For ten years, Mr. Gumz was a professor of Landscape Architecture at North
Carolina State University School of Design. He also lectured at major
universities throughout the east coast. Before teaching, Mr. Gumz served
as Research Associate for the American Society Landscape Architects Foundation
and as Project Director for OVERVIEW, an environmental planning and consulting
firm founded by Stewart L. Udall, former U.S. Secretary of the Interior.
Mr. Gumz received his education in landscape architecture at the University
of Wisconsin and at the Harvard Graduate School Design.
Dr. Beverly Jones is a native of Durham, North Carolina and attended
the public schools in Durham. She received her B.A. and M.A. in history
from North Carolina Central University. She is the first African American
woman to graduate with a Ph.D. in American History from the University
of North Carolina at Chapel Hill. She is the author of four books including
the most recent, Durhams Hayti, which she co-authored, and
30 articles. Her publications depict the lives of working class women,
and the economic, political and social development of black communities
in North Carolina. She has been a reader of the National Endowment for
Humanities and Southern Education Foundation grants. Jones has participated
in the following projects: Jim Crow: Behind the Veil, North Carolina Oral
History, Factory to Work Project, and North Carolina Womens History.

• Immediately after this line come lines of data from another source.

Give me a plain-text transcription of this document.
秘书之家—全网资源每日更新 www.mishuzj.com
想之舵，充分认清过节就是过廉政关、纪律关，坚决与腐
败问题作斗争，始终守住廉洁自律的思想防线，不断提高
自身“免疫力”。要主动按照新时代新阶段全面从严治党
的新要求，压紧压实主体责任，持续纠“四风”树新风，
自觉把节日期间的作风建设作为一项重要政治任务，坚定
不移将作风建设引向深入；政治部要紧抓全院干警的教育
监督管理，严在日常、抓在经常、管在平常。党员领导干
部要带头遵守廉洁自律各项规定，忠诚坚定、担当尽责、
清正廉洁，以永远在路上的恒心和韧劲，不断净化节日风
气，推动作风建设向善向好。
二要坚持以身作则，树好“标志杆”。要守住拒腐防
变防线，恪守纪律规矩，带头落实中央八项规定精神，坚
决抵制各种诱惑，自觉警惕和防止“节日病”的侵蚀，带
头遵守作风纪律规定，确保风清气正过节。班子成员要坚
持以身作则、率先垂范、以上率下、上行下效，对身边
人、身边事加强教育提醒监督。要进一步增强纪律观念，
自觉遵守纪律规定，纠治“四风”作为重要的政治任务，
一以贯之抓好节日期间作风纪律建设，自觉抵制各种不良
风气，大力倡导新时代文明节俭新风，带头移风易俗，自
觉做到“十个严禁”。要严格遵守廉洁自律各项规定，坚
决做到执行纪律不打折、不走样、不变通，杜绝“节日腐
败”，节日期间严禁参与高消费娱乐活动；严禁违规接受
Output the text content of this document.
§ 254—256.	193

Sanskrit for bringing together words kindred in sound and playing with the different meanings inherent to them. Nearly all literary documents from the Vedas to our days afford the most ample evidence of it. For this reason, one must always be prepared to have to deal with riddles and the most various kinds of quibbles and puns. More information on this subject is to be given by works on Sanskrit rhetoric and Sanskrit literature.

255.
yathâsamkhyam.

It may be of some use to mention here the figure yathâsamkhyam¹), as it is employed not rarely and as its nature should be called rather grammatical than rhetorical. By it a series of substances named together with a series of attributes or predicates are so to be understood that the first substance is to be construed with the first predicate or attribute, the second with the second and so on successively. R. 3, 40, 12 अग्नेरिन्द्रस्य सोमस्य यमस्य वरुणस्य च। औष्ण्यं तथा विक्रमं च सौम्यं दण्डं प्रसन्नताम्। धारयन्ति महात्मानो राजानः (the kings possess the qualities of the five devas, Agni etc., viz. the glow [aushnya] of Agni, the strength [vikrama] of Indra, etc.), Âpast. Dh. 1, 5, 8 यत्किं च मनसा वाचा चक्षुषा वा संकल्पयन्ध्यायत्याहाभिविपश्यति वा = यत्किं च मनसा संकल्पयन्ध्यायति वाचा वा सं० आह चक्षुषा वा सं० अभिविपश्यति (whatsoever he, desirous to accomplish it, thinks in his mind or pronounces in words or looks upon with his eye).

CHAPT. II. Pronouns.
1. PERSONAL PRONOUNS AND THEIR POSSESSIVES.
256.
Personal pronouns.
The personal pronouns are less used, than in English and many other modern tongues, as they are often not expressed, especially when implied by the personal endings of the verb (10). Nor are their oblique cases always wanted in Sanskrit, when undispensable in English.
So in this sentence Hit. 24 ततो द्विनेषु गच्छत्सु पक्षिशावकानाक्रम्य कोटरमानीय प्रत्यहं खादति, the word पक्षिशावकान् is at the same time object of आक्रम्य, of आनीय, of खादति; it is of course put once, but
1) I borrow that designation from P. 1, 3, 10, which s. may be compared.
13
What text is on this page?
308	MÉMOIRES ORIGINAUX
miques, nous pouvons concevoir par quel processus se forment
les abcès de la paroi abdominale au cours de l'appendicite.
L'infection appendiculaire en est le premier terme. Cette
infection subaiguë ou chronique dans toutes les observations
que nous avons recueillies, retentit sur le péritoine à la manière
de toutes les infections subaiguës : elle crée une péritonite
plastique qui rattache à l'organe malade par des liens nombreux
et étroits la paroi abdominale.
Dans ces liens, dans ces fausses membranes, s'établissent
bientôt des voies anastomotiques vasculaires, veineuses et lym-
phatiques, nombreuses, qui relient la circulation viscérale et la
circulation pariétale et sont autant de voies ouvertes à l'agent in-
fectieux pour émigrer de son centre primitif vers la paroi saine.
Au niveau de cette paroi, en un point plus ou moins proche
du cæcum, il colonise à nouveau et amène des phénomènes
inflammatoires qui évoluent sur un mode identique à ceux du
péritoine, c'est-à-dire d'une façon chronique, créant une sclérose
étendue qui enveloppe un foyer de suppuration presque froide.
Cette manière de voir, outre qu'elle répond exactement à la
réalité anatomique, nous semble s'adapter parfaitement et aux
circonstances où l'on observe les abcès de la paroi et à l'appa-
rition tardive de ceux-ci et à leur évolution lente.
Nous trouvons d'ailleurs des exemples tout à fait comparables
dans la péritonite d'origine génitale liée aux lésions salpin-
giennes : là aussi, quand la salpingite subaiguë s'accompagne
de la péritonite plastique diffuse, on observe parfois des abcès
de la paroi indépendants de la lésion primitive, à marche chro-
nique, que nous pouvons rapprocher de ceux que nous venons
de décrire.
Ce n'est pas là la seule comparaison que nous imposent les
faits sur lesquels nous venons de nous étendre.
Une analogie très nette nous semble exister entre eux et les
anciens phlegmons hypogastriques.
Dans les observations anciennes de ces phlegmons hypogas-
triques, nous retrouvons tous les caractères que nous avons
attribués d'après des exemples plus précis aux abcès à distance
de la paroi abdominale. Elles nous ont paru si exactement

Lu Ann Jones is the author of Mama Learned Us to Work: Farm
Women in the New South (UNC Press, 2002) and co-author of the award-winning
Like a Family: The Making of a Southern Cotton Mill World (UNC
Press, 1987; revised edition 2000). Between 1986 and 1991 she directed
"An Oral History of Southern Agriculture" at the Smithsonian
Institution's National Museum of American History, and she is now an associate
professor of history at East Carolina University in Greenville. She is
an active member of the Oral History Association and has served as a consultant
for a variety of community-based oral history projects sponsored by the
North Carolina Humanities Council. Lu Ann is a native of Gates County,
where her parents farmed.
Born and raised in Raleigh, Bill Mansfield began playing music
at age eleven when his mother showed him how to play the "juice harp";
he soon moved on to harmonica and banjo. He was awarded an NEA grant in
1979 to study banjo under renowned folk artist Fred Cockerham. Mansfield
received an MA in folklore from UNC-CH in 1992, writing a master's thesis
on tobacco auctioneers. He is currently working for the National Park
Service's Tuskegee Airmen Oral History Project. He is the author of the
award-winning book. Song of An Unsung Place: Living Traditions by the
Pamlico Sound (Coastal Carolina Press, 2001). Mansfield is married
to historian Lu Ann Jones.
Friday, July 11, 7:30 p.m.
Closing Celebration
On the Porch at the Center for Documentary Studies
Rain location: CDS Auditorium
With musical performances by Sheila Kay Adams and Denise OSullivan,
descendants of ballad singer Dellie Chandler Norton
Sheila Kay Adams comes from Sodom Laurel and is the great-niece
of Dellie Chandler Norton. For seven generations her family has maintained
the tradition of passing down the English, Scottish, and Irish ballads
that came over with her ancestors in the late 1700s. She is well
known for her award winning accomplishments on the 5-string banjo. Denise
O Sullivan is Dellie Chandler Nortons great-granddaughter,
and a singer of gospel and traditional ballads.